Dr Jens Brandenburg from the BMBF adds: "IHP has been a driver of innovation for 40 years. Semiconductors and microelectronics are still an indispensable building block for the future. The recent chip crisis has shown how important the Institute's work is for our high-tech society. IHP is a real beacon for science and technology, advancing semiconductor technology with its innovative work, and industry and science continue to benefit from its expertise."

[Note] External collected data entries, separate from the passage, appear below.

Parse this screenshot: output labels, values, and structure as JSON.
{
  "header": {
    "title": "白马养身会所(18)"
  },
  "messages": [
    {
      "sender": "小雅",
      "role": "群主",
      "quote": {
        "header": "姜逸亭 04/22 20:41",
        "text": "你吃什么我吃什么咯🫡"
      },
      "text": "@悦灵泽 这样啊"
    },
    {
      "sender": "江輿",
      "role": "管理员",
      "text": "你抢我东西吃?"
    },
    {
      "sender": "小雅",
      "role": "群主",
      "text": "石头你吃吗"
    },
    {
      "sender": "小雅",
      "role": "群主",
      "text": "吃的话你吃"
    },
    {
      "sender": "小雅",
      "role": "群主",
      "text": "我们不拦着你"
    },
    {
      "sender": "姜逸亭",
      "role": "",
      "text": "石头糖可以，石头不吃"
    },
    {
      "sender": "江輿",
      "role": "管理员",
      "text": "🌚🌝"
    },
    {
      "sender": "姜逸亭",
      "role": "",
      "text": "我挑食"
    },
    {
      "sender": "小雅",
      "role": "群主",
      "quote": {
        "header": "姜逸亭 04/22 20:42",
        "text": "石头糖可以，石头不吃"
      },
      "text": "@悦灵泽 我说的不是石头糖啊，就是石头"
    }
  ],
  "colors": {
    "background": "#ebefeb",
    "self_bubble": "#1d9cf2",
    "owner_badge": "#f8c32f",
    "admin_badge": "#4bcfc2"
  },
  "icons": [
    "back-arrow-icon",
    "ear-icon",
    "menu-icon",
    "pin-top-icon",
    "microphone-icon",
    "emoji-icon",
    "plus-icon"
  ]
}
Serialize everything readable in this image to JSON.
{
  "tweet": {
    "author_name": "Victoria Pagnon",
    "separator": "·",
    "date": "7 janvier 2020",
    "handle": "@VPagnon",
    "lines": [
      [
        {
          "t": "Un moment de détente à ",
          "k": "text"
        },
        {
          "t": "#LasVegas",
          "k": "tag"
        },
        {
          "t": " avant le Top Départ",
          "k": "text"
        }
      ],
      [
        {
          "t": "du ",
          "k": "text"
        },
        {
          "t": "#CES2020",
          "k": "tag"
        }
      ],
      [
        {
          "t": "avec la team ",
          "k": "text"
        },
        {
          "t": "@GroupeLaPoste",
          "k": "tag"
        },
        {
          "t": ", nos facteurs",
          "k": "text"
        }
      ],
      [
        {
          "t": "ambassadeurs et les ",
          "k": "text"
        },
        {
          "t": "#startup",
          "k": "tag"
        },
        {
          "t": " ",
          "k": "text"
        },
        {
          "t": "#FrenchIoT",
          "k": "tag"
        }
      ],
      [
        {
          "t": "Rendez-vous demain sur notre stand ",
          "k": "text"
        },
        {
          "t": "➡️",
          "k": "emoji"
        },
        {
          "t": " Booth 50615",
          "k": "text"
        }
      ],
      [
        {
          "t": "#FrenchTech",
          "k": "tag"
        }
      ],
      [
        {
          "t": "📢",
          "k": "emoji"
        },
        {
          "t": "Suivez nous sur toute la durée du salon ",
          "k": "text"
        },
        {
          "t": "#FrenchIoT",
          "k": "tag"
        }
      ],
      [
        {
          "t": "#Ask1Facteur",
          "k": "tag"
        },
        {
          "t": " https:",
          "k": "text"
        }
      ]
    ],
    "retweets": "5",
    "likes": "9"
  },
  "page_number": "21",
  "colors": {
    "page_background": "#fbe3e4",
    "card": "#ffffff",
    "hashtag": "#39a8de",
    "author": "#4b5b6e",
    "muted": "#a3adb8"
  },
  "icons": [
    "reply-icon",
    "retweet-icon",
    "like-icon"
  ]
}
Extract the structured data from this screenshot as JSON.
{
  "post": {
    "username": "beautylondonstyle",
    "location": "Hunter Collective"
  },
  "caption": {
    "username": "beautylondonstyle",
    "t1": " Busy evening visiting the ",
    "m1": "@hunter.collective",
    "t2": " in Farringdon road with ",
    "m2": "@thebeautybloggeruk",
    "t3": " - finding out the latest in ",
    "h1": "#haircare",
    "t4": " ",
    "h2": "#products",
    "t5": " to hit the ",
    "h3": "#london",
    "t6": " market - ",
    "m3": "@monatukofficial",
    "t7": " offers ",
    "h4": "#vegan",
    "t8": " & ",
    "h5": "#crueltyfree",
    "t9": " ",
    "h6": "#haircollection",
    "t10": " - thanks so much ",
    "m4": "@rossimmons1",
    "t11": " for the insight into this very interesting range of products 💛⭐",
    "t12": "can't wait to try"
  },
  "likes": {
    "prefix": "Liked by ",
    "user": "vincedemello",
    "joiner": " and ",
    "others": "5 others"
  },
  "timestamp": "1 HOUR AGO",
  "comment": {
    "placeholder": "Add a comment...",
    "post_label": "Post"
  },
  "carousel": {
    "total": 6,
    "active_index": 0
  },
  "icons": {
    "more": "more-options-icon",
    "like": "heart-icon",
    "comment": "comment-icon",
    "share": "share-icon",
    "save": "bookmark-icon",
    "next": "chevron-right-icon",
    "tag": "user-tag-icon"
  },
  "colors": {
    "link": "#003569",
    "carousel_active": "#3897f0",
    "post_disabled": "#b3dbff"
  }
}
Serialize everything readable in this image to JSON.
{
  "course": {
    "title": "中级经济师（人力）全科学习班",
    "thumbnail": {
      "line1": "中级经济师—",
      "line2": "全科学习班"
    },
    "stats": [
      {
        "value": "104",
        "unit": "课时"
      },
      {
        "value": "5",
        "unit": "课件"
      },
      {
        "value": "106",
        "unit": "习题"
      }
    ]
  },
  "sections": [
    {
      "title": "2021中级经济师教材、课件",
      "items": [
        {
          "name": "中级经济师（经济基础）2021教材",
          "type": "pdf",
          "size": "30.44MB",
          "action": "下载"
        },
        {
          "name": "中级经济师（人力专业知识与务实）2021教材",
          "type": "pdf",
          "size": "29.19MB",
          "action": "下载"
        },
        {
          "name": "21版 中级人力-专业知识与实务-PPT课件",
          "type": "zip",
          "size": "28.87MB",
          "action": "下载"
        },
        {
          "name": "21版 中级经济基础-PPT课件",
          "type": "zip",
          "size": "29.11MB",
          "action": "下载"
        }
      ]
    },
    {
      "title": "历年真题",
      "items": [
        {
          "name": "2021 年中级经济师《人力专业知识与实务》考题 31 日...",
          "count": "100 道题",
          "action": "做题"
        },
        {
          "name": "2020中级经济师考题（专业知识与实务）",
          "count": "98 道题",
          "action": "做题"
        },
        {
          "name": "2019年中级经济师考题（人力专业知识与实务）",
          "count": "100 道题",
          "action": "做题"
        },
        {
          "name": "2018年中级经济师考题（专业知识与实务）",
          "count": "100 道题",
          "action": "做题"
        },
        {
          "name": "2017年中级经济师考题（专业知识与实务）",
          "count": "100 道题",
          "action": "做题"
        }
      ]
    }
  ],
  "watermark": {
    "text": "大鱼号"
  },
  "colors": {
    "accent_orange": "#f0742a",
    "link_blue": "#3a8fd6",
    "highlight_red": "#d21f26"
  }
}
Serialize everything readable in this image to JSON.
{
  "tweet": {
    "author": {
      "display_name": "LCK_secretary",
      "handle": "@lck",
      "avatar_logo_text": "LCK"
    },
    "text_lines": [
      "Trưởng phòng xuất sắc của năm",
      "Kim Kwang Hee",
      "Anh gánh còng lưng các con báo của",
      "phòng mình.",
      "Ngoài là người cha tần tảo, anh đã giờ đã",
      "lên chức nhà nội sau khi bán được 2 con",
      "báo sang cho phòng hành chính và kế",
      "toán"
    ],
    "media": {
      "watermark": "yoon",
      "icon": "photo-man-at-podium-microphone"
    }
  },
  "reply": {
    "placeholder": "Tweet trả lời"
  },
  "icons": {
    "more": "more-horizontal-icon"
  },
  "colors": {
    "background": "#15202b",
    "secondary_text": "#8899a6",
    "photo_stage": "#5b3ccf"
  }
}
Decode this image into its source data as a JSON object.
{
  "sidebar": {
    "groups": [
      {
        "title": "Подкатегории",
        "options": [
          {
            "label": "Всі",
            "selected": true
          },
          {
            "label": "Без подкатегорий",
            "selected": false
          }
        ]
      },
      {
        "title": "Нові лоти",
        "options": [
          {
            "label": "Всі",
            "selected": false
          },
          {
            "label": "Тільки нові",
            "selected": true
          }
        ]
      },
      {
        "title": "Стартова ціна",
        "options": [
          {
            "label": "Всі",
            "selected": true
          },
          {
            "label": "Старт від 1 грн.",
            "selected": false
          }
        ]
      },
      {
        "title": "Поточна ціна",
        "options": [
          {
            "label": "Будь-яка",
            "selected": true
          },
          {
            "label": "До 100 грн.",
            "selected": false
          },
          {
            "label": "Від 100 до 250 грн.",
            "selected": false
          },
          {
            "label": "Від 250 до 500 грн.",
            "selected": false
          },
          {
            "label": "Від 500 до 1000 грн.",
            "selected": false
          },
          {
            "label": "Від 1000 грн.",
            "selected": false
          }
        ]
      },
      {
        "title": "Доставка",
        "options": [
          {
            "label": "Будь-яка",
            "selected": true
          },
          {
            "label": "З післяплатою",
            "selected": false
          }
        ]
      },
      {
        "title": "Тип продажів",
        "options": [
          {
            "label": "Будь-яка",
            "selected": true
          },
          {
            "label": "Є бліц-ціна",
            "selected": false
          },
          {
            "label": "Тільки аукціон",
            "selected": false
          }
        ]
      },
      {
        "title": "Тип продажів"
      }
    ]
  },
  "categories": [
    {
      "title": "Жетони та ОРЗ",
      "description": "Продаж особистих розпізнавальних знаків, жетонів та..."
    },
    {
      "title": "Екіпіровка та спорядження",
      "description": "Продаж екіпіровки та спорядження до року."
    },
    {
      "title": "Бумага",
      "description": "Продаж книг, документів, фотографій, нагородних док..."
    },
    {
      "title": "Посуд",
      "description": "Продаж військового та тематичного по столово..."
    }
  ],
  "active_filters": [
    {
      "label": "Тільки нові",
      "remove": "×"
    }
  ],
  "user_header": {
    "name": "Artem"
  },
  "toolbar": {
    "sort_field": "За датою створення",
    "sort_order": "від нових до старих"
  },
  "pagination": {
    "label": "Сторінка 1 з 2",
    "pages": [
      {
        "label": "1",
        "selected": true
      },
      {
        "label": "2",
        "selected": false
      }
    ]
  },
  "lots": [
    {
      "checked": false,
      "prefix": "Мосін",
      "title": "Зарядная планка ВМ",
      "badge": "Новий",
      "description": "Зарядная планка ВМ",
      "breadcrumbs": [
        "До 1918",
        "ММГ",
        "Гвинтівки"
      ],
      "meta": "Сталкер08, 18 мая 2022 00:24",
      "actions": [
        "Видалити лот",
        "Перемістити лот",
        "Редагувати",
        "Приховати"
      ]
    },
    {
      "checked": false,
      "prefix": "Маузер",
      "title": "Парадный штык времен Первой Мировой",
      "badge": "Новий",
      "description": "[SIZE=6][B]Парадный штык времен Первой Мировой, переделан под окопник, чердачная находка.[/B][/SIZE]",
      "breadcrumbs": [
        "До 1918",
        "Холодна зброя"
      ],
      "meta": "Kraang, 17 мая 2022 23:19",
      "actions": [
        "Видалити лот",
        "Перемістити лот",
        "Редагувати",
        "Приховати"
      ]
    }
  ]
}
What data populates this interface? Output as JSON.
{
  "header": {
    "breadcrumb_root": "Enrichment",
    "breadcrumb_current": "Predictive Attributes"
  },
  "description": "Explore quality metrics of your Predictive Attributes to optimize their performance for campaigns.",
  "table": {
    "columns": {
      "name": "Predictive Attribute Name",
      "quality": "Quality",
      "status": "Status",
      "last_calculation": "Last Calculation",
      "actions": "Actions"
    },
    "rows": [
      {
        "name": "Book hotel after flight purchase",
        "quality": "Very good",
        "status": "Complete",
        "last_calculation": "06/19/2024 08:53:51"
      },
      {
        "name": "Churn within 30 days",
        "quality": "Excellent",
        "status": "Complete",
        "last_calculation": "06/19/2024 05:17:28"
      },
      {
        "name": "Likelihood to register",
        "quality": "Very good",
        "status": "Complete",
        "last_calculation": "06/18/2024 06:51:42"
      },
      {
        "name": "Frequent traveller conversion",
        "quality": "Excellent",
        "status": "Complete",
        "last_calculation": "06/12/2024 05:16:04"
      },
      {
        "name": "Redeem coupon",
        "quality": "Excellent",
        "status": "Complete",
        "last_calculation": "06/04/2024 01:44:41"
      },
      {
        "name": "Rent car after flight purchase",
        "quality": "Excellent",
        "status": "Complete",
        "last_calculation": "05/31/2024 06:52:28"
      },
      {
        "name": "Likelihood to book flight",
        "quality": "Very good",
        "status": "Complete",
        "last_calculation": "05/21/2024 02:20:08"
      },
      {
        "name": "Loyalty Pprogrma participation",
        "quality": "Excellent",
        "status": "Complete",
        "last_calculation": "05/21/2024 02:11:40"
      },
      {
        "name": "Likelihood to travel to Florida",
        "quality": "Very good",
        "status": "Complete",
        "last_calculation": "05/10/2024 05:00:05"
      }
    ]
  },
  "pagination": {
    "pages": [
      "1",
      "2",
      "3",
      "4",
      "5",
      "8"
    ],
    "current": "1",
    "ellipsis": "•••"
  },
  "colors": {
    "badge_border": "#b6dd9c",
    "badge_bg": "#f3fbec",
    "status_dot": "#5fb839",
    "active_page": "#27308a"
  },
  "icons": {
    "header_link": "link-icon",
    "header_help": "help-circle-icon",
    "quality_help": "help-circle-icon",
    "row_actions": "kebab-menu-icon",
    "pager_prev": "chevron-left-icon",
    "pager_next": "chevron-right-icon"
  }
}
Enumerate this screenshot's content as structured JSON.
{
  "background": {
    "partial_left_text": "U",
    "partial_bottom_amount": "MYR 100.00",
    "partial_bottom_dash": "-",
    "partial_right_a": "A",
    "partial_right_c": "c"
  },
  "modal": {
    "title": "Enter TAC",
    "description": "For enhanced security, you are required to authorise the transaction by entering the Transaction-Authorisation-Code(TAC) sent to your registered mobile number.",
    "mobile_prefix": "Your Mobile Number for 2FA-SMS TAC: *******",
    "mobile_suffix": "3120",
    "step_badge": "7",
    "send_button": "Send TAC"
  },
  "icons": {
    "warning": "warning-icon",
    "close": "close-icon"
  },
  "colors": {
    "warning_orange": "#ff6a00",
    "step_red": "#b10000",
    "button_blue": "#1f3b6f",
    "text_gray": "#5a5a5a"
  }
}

Prof Gerhard Kahmen, Scientific and Technical Director of IHP, praised the employees as the basis of the institute's success and gave an outlook on research in the coming years. Among other things, he spoke about IHP's commitment in the "Lausitz" region:  "Our commitment to the Cottbus site is of great importance. These include the Innovation Campus Electronics and Microsensors and the Lausitz Science Park, which is currently under construction. Under the leadership of IHP, a Leibniz site with a laboratory building and office space is being created in the immediate vicinity of the BTU Cottbus-Senftenberg called 'Leibniz @ Lausitz'. The aim is for various Leibniz institutes to work together, but also to exchange ideas with other institutions, including IEG and IPMS from Fraunhofer and DLR. IHP thus directly supports structural change and the dynamisation of Cottbus as a location, as well as the goals of the Leibniz Association. If you look at research holistically, then the commitment in Cottbus will also strengthen Frankfurt (Oder) as a location."